# Hi all.



## Icefever (Jul 1, 2018)

Just joined the forum and it's great to find a UK section.  I've been reading up on the shortcomings of the Brinkman that I bought last year, air flow or lack of it.  

The gap around the lid, which I hope to fix by next weekend,  just waiting on some 14mm fire rope and glue.  We did intend to smoke a chicken today but after all the info I've read I think it's best to leave until the lid is finished.  ;)
Ice.


----------



## joedube70 (Jul 1, 2018)

Welcome from Cleveland.
Good luck with your mods and smoker


----------



## wade (Jul 1, 2018)

Hi Ice and welcome to the forum. There are a few of us from the UK who chat on here. There is also as smokers meet at Billing Aquadrome on the 20-22nd July that may interest you.

Yes there are some challenges with the Brinkmann but the mods you have been reading will help. The biggest challenge is managing the fine temperature control. How did the chicken go and what are you wanting to smoke in the future?
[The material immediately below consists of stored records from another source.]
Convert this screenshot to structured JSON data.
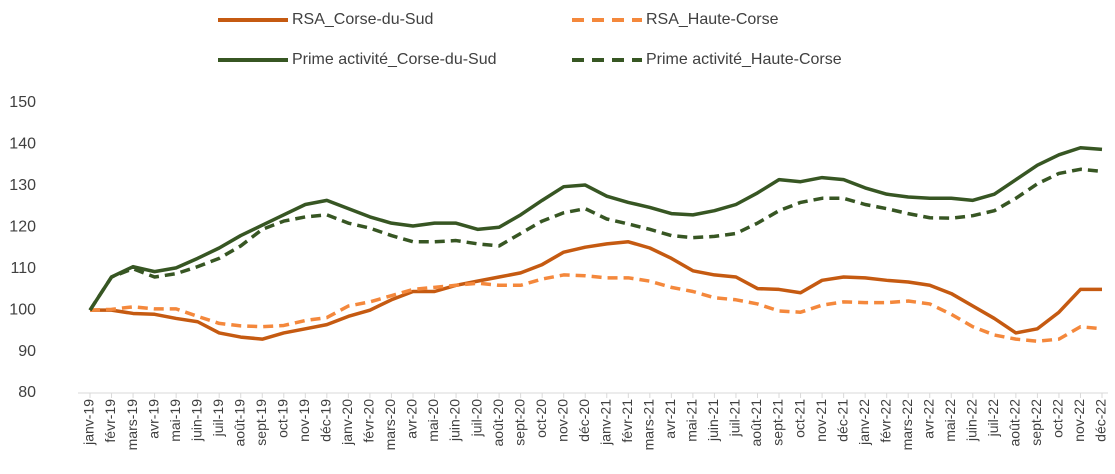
{
  "chart_data": {
    "type": "line",
    "categories": [
      "janv-19",
      "févr-19",
      "mars-19",
      "avr-19",
      "mai-19",
      "juin-19",
      "juil-19",
      "août-19",
      "sept-19",
      "oct-19",
      "nov-19",
      "déc-19",
      "janv-20",
      "févr-20",
      "mars-20",
      "avr-20",
      "mai-20",
      "juin-20",
      "juil-20",
      "août-20",
      "sept-20",
      "oct-20",
      "nov-20",
      "déc-20",
      "janv-21",
      "févr-21",
      "mars-21",
      "avr-21",
      "mai-21",
      "juin-21",
      "juil-21",
      "août-21",
      "sept-21",
      "oct-21",
      "nov-21",
      "déc-21",
      "janv-22",
      "févr-22",
      "mars-22",
      "avr-22",
      "mai-22",
      "juin-22",
      "juil-22",
      "août-22",
      "sept-22",
      "oct-22",
      "nov-22",
      "déc-22"
    ],
    "series": [
      {
        "name": "RSA_Corse-du-Sud",
        "color": "#c55a11",
        "dashed": false,
        "values": [
          100,
          100,
          99.2,
          99,
          98,
          97.2,
          94.5,
          93.5,
          93,
          94.5,
          95.5,
          96.5,
          98.5,
          100,
          102.5,
          104.5,
          104.5,
          106,
          107,
          108,
          109,
          111,
          114,
          115.2,
          116,
          116.5,
          115,
          112.5,
          109.5,
          108.5,
          108,
          105.2,
          105,
          104.2,
          107.2,
          108,
          107.8,
          107.2,
          106.8,
          106,
          104,
          101,
          98,
          94.5,
          95.5,
          99.5,
          105,
          105
        ]
      },
      {
        "name": "RSA_Haute-Corse",
        "color": "#f4883c",
        "dashed": true,
        "values": [
          100,
          100.2,
          100.8,
          100.3,
          100.3,
          98.5,
          96.8,
          96.2,
          96,
          96.3,
          97.5,
          98.2,
          101,
          102,
          103.5,
          105,
          105.5,
          106,
          106.5,
          106,
          106,
          107.5,
          108.5,
          108.3,
          107.8,
          107.8,
          107,
          105.5,
          104.5,
          103,
          102.5,
          101.5,
          99.8,
          99.5,
          101.2,
          102,
          101.8,
          101.8,
          102.2,
          101.5,
          99,
          96,
          94,
          93,
          92.5,
          93,
          96,
          95.5
        ]
      },
      {
        "name": "Prime activité_Corse-du-Sud",
        "color": "#375623",
        "dashed": false,
        "values": [
          100,
          108,
          110.5,
          109.3,
          110.2,
          112.5,
          115,
          118,
          120.5,
          123,
          125.5,
          126.5,
          124.5,
          122.5,
          121,
          120.3,
          121,
          121,
          119.5,
          120,
          123,
          126.5,
          129.8,
          130.2,
          127.5,
          126,
          124.8,
          123.3,
          123,
          124,
          125.5,
          128.3,
          131.5,
          131,
          132,
          131.5,
          129.5,
          128,
          127.3,
          127,
          127,
          126.5,
          128,
          131.5,
          135,
          137.5,
          139.2,
          138.8
        ]
      },
      {
        "name": "Prime activité_Haute-Corse",
        "color": "#375623",
        "dashed": true,
        "values": [
          100,
          108,
          110,
          108,
          108.8,
          110.5,
          112.5,
          115.5,
          119.5,
          121.5,
          122.5,
          123,
          121,
          119.8,
          118,
          116.5,
          116.5,
          116.8,
          116,
          115.5,
          118.5,
          121.5,
          123.5,
          124.5,
          122,
          120.8,
          119.5,
          118,
          117.5,
          117.8,
          118.5,
          121,
          124,
          126,
          127,
          127,
          125.5,
          124.5,
          123.3,
          122.3,
          122.2,
          122.8,
          124,
          127,
          130.5,
          133,
          134,
          133.5
        ]
      }
    ],
    "ylim": [
      80,
      150
    ],
    "yticks": [
      80,
      90,
      100,
      110,
      120,
      130,
      140,
      150
    ],
    "grid": false,
    "legend": "top"
  }
}
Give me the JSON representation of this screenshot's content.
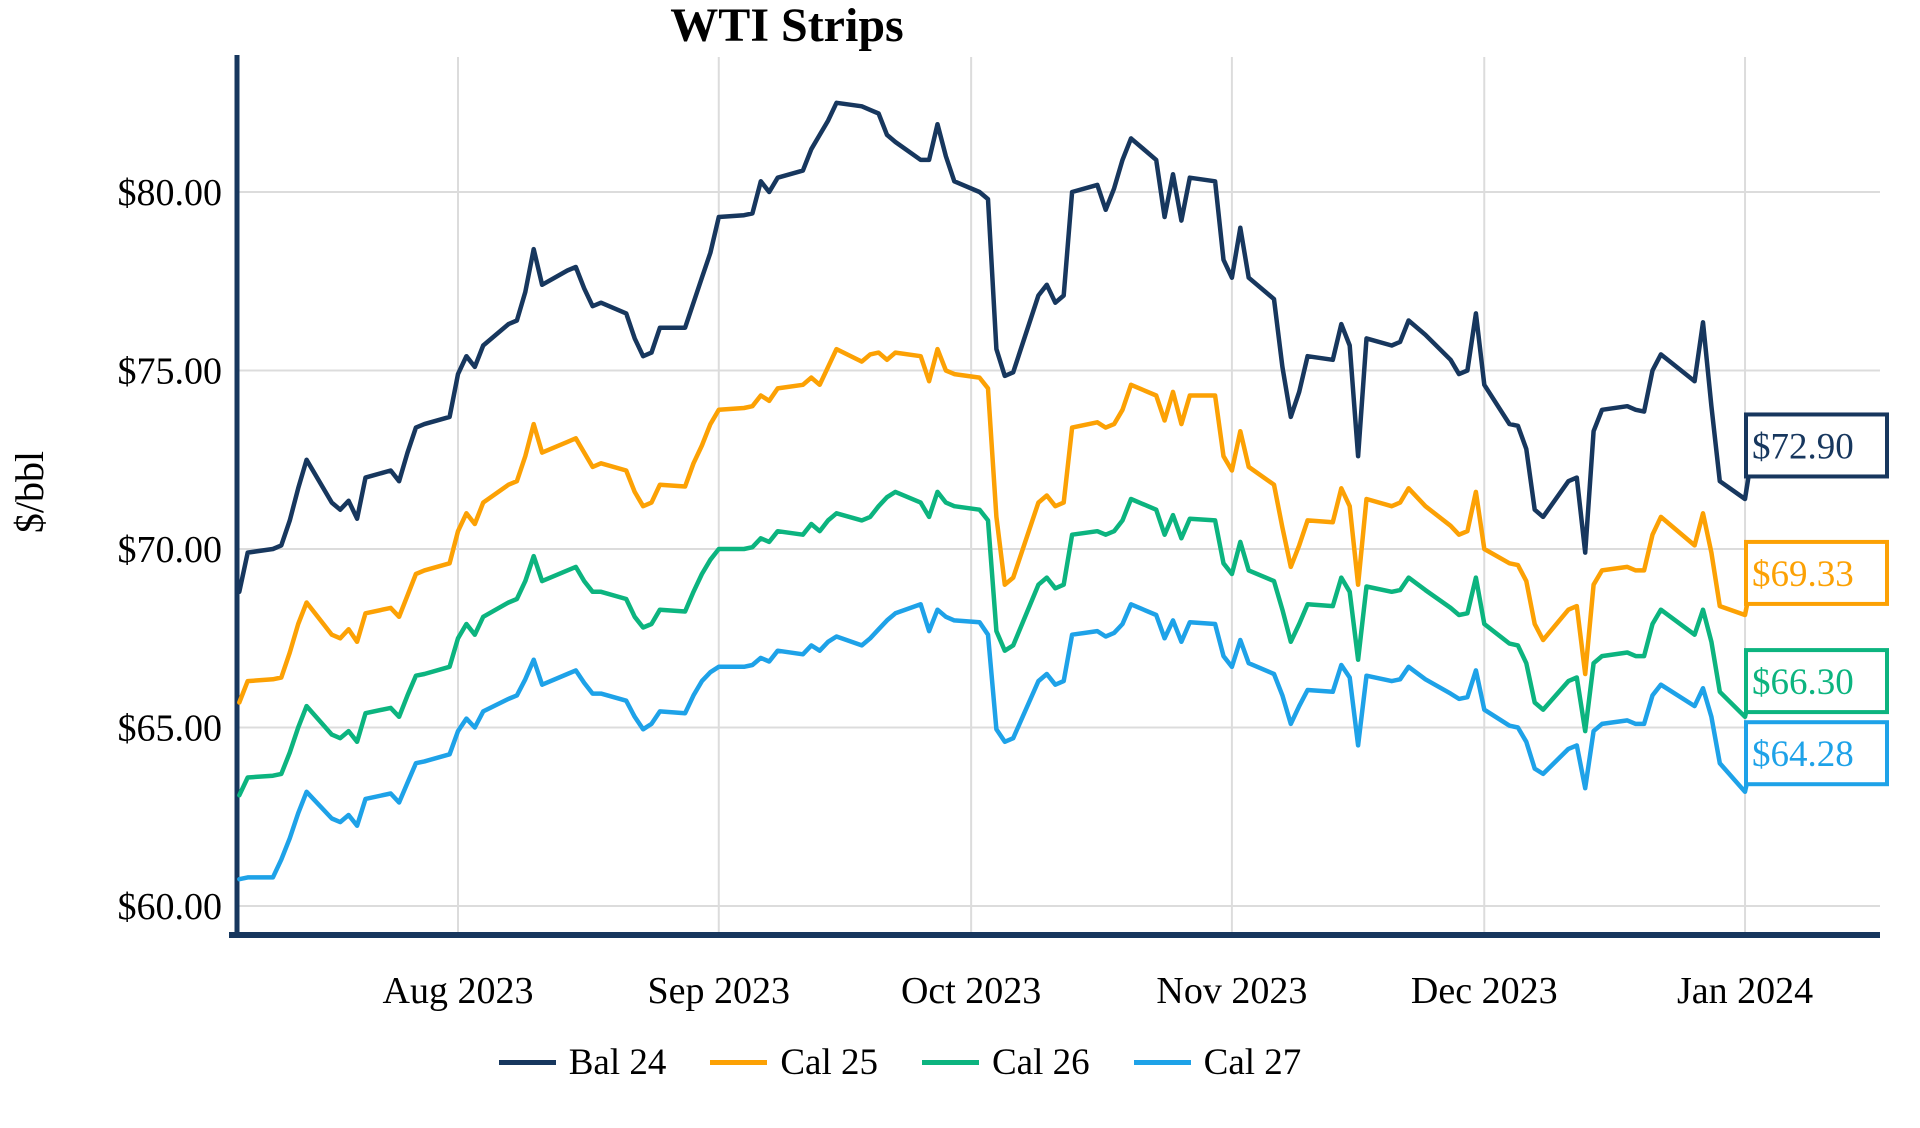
{
  "chart_data": {
    "type": "line",
    "title": "WTI Strips",
    "xlabel": "",
    "ylabel": "$/bbl",
    "grid": true,
    "legend_position": "bottom",
    "ylim": [
      59.2,
      83.8
    ],
    "xlim": [
      "2023-07-05",
      "2024-01-06"
    ],
    "y_ticks": [
      {
        "value": 80,
        "label": "$80.00"
      },
      {
        "value": 75,
        "label": "$75.00"
      },
      {
        "value": 70,
        "label": "$70.00"
      },
      {
        "value": 65,
        "label": "$65.00"
      },
      {
        "value": 60,
        "label": "$60.00"
      }
    ],
    "x_ticks": [
      {
        "date": "2023-08-01",
        "label": "Aug 2023"
      },
      {
        "date": "2023-09-01",
        "label": "Sep 2023"
      },
      {
        "date": "2023-10-01",
        "label": "Oct 2023"
      },
      {
        "date": "2023-11-01",
        "label": "Nov 2023"
      },
      {
        "date": "2023-12-01",
        "label": "Dec 2023"
      },
      {
        "date": "2024-01-01",
        "label": "Jan 2024"
      }
    ],
    "colors": {
      "axis": "#17375E",
      "gridline": "#DCDCDC",
      "bal24": "#17375E",
      "cal25": "#FCA104",
      "cal26": "#0CB47F",
      "cal27": "#1EA2E8"
    },
    "dates": [
      "2023-07-06",
      "2023-07-07",
      "2023-07-10",
      "2023-07-11",
      "2023-07-12",
      "2023-07-13",
      "2023-07-14",
      "2023-07-17",
      "2023-07-18",
      "2023-07-19",
      "2023-07-20",
      "2023-07-21",
      "2023-07-24",
      "2023-07-25",
      "2023-07-26",
      "2023-07-27",
      "2023-07-28",
      "2023-07-31",
      "2023-08-01",
      "2023-08-02",
      "2023-08-03",
      "2023-08-04",
      "2023-08-07",
      "2023-08-08",
      "2023-08-09",
      "2023-08-10",
      "2023-08-11",
      "2023-08-14",
      "2023-08-15",
      "2023-08-16",
      "2023-08-17",
      "2023-08-18",
      "2023-08-21",
      "2023-08-22",
      "2023-08-23",
      "2023-08-24",
      "2023-08-25",
      "2023-08-28",
      "2023-08-29",
      "2023-08-30",
      "2023-08-31",
      "2023-09-01",
      "2023-09-04",
      "2023-09-05",
      "2023-09-06",
      "2023-09-07",
      "2023-09-08",
      "2023-09-11",
      "2023-09-12",
      "2023-09-13",
      "2023-09-14",
      "2023-09-15",
      "2023-09-18",
      "2023-09-19",
      "2023-09-20",
      "2023-09-21",
      "2023-09-22",
      "2023-09-25",
      "2023-09-26",
      "2023-09-27",
      "2023-09-28",
      "2023-09-29",
      "2023-10-02",
      "2023-10-03",
      "2023-10-04",
      "2023-10-05",
      "2023-10-06",
      "2023-10-09",
      "2023-10-10",
      "2023-10-11",
      "2023-10-12",
      "2023-10-13",
      "2023-10-16",
      "2023-10-17",
      "2023-10-18",
      "2023-10-19",
      "2023-10-20",
      "2023-10-23",
      "2023-10-24",
      "2023-10-25",
      "2023-10-26",
      "2023-10-27",
      "2023-10-30",
      "2023-10-31",
      "2023-11-01",
      "2023-11-02",
      "2023-11-03",
      "2023-11-06",
      "2023-11-07",
      "2023-11-08",
      "2023-11-09",
      "2023-11-10",
      "2023-11-13",
      "2023-11-14",
      "2023-11-15",
      "2023-11-16",
      "2023-11-17",
      "2023-11-20",
      "2023-11-21",
      "2023-11-22",
      "2023-11-24",
      "2023-11-27",
      "2023-11-28",
      "2023-11-29",
      "2023-11-30",
      "2023-12-01",
      "2023-12-04",
      "2023-12-05",
      "2023-12-06",
      "2023-12-07",
      "2023-12-08",
      "2023-12-11",
      "2023-12-12",
      "2023-12-13",
      "2023-12-14",
      "2023-12-15",
      "2023-12-18",
      "2023-12-19",
      "2023-12-20",
      "2023-12-21",
      "2023-12-22",
      "2023-12-26",
      "2023-12-27",
      "2023-12-28",
      "2023-12-29",
      "2024-01-01",
      "2024-01-02"
    ],
    "series": [
      {
        "name": "Bal 24",
        "color_key": "bal24",
        "end_label": "$72.90",
        "values": [
          68.8,
          69.9,
          70.0,
          70.1,
          70.8,
          71.7,
          72.5,
          71.3,
          71.1,
          71.35,
          70.85,
          72.0,
          72.2,
          71.9,
          72.7,
          73.4,
          73.5,
          73.7,
          74.9,
          75.4,
          75.1,
          75.7,
          76.3,
          76.4,
          77.2,
          78.4,
          77.4,
          77.8,
          77.9,
          77.3,
          76.8,
          76.9,
          76.6,
          75.9,
          75.4,
          75.5,
          76.2,
          76.2,
          76.9,
          77.6,
          78.3,
          79.3,
          79.35,
          79.4,
          80.3,
          80.0,
          80.4,
          80.6,
          81.2,
          81.6,
          82.0,
          82.5,
          82.4,
          82.3,
          82.2,
          81.6,
          81.4,
          80.9,
          80.9,
          81.9,
          81.0,
          80.3,
          80.0,
          79.8,
          75.6,
          74.85,
          74.95,
          77.1,
          77.4,
          76.9,
          77.1,
          80.0,
          80.2,
          79.5,
          80.1,
          80.9,
          81.5,
          80.9,
          79.3,
          80.5,
          79.2,
          80.4,
          80.3,
          78.1,
          77.6,
          79.0,
          77.6,
          77.0,
          75.1,
          73.7,
          74.4,
          75.4,
          75.3,
          76.3,
          75.7,
          72.6,
          75.9,
          75.7,
          75.8,
          76.4,
          76.0,
          75.3,
          74.9,
          75.0,
          76.6,
          74.6,
          73.5,
          73.45,
          72.8,
          71.1,
          70.9,
          71.9,
          72.0,
          69.9,
          73.3,
          73.9,
          74.0,
          73.9,
          73.85,
          75.0,
          75.45,
          74.7,
          76.35,
          74.0,
          71.9,
          71.4,
          72.9
        ]
      },
      {
        "name": "Cal 25",
        "color_key": "cal25",
        "end_label": "$69.33",
        "values": [
          65.7,
          66.3,
          66.35,
          66.4,
          67.1,
          67.9,
          68.5,
          67.6,
          67.5,
          67.75,
          67.4,
          68.2,
          68.35,
          68.1,
          68.7,
          69.3,
          69.4,
          69.6,
          70.5,
          71.0,
          70.7,
          71.3,
          71.8,
          71.9,
          72.6,
          73.5,
          72.7,
          73.0,
          73.1,
          72.7,
          72.3,
          72.4,
          72.2,
          71.6,
          71.2,
          71.3,
          71.8,
          71.75,
          72.4,
          72.9,
          73.5,
          73.9,
          73.95,
          74.0,
          74.3,
          74.15,
          74.5,
          74.6,
          74.8,
          74.6,
          75.1,
          75.6,
          75.25,
          75.45,
          75.5,
          75.3,
          75.5,
          75.4,
          74.7,
          75.6,
          75.0,
          74.9,
          74.8,
          74.5,
          70.9,
          69.0,
          69.2,
          71.3,
          71.5,
          71.2,
          71.3,
          73.4,
          73.55,
          73.4,
          73.5,
          73.9,
          74.6,
          74.3,
          73.6,
          74.4,
          73.5,
          74.3,
          74.3,
          72.6,
          72.2,
          73.3,
          72.3,
          71.8,
          70.6,
          69.5,
          70.1,
          70.8,
          70.75,
          71.7,
          71.2,
          69.0,
          71.4,
          71.2,
          71.3,
          71.7,
          71.2,
          70.65,
          70.4,
          70.5,
          71.6,
          70.0,
          69.6,
          69.55,
          69.1,
          67.9,
          67.45,
          68.3,
          68.4,
          66.5,
          69.0,
          69.4,
          69.5,
          69.4,
          69.4,
          70.4,
          70.9,
          70.1,
          71.0,
          69.9,
          68.4,
          68.15,
          69.33
        ]
      },
      {
        "name": "Cal 26",
        "color_key": "cal26",
        "end_label": "$66.30",
        "values": [
          63.1,
          63.6,
          63.65,
          63.7,
          64.3,
          65.0,
          65.6,
          64.8,
          64.7,
          64.9,
          64.6,
          65.4,
          65.55,
          65.3,
          65.9,
          66.45,
          66.5,
          66.7,
          67.5,
          67.9,
          67.6,
          68.1,
          68.5,
          68.6,
          69.1,
          69.8,
          69.1,
          69.4,
          69.5,
          69.1,
          68.8,
          68.8,
          68.6,
          68.1,
          67.8,
          67.9,
          68.3,
          68.25,
          68.8,
          69.3,
          69.7,
          70.0,
          70.0,
          70.05,
          70.3,
          70.2,
          70.5,
          70.4,
          70.7,
          70.5,
          70.8,
          71.0,
          70.8,
          70.9,
          71.2,
          71.45,
          71.6,
          71.3,
          70.9,
          71.6,
          71.3,
          71.2,
          71.1,
          70.8,
          67.7,
          67.15,
          67.3,
          69.0,
          69.2,
          68.9,
          69.0,
          70.4,
          70.5,
          70.4,
          70.5,
          70.8,
          71.4,
          71.1,
          70.4,
          70.95,
          70.3,
          70.85,
          70.8,
          69.6,
          69.3,
          70.2,
          69.4,
          69.1,
          68.3,
          67.4,
          67.9,
          68.45,
          68.4,
          69.2,
          68.8,
          66.9,
          68.95,
          68.8,
          68.85,
          69.2,
          68.85,
          68.35,
          68.15,
          68.2,
          69.2,
          67.9,
          67.35,
          67.3,
          66.8,
          65.7,
          65.5,
          66.3,
          66.4,
          64.9,
          66.8,
          67.0,
          67.1,
          67.0,
          67.0,
          67.9,
          68.3,
          67.6,
          68.3,
          67.4,
          66.0,
          65.3,
          66.3
        ]
      },
      {
        "name": "Cal 27",
        "color_key": "cal27",
        "end_label": "$64.28",
        "values": [
          60.75,
          60.8,
          60.8,
          61.3,
          61.9,
          62.6,
          63.2,
          62.45,
          62.35,
          62.55,
          62.25,
          63.0,
          63.15,
          62.9,
          63.45,
          64.0,
          64.05,
          64.25,
          64.9,
          65.25,
          65.0,
          65.45,
          65.8,
          65.9,
          66.35,
          66.9,
          66.2,
          66.5,
          66.6,
          66.25,
          65.95,
          65.95,
          65.75,
          65.3,
          64.95,
          65.1,
          65.45,
          65.4,
          65.9,
          66.3,
          66.55,
          66.7,
          66.7,
          66.75,
          66.95,
          66.85,
          67.15,
          67.05,
          67.3,
          67.15,
          67.4,
          67.55,
          67.3,
          67.5,
          67.75,
          68.0,
          68.2,
          68.45,
          67.7,
          68.3,
          68.1,
          68.0,
          67.95,
          67.6,
          64.95,
          64.6,
          64.7,
          66.3,
          66.5,
          66.2,
          66.3,
          67.6,
          67.7,
          67.55,
          67.65,
          67.9,
          68.45,
          68.15,
          67.5,
          68.0,
          67.4,
          67.95,
          67.9,
          67.0,
          66.7,
          67.45,
          66.8,
          66.5,
          65.9,
          65.1,
          65.6,
          66.05,
          66.0,
          66.75,
          66.4,
          64.5,
          66.45,
          66.3,
          66.35,
          66.7,
          66.35,
          65.95,
          65.8,
          65.85,
          66.6,
          65.5,
          65.05,
          65.0,
          64.6,
          63.85,
          63.7,
          64.4,
          64.5,
          63.3,
          64.9,
          65.1,
          65.2,
          65.1,
          65.1,
          65.9,
          66.2,
          65.6,
          66.1,
          65.3,
          64.0,
          63.2,
          64.28
        ]
      }
    ]
  }
}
Would love to see some photos :-)


----------



## SmokinAl (Jul 1, 2018)

Welcome to SMF!
Glad to have you join us!
Al


----------



## smokin monkey (Jul 5, 2018)

Welcome to the UK Group.


----------



## gmc2003 (Jul 5, 2018)

Welcome to the site from New England. Glad you joined.

Chris


----------



## homeruk (Jul 17, 2018)

did you get that chicken done?


----------



## Icefever (Jul 18, 2018)

Chicken finished....followed the next weekend with a gammon and our first go at a fattie..


----------



## wade (Jul 25, 2018)

How did the Fatty go?


----------